19.2.13

Magdalena recorrió el Sur

Un paquete de magdalenas. En un kiosko. En una de las calles más tranquilas del centro de Calafate. Al día siguiente nos esperaba una travesía larguísima e impactante, y sabíamos que íbamos a necesitar provisiones, así que lo compramos después de mirar la góndola por un rato. Hacía tan sólo unas horas que un vuelo muy corto nos había llevado desde el frío y la paz de Ushuaia con sus mejillas rosadas, hasta la ciudad de los glaciares.
Con los bollitos de vainilla asegurados continuamos el camino. Botas de trekking alquiladas golpeaban la pierna derecha, un borcego en la izquierda (pero esa es otra historia), la polera descansando porque el cambio de provincia se había encargado de sumar puntos en la temperatura.
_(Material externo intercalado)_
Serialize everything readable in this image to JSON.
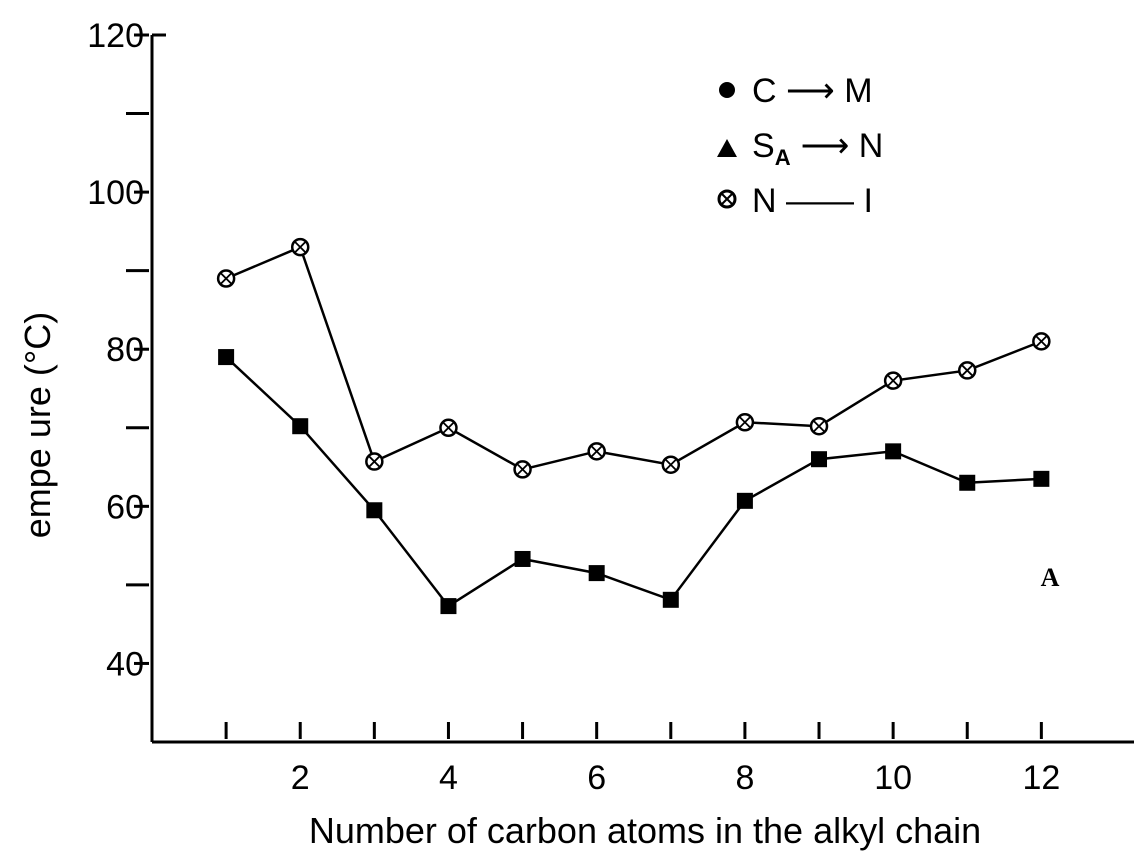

Caminamos para el lado incorrecto, pero ¿hay direcciones incorrectas cuando apenas descubrimos los rincones que no conocemos? Dimos vueltas y volvimos a empezar, empapándonos de nuevas calles. Se asomó la costanera con su nombre presidencial y al fin vimos Bahía Redonda: ventosa como todas las costas, la gloria para dos porteñas que se escapan de los treinta y tantos grados de la llanura. Nos sentamos y las bolsas amenazaron con escapar, soñamos con un mate, pensamos que no hay mejor magia que descubrir que una ciudad puede ser desierto, centro bonaerense, artesanías de colores y hielos majestuosos, todo por el precio de una.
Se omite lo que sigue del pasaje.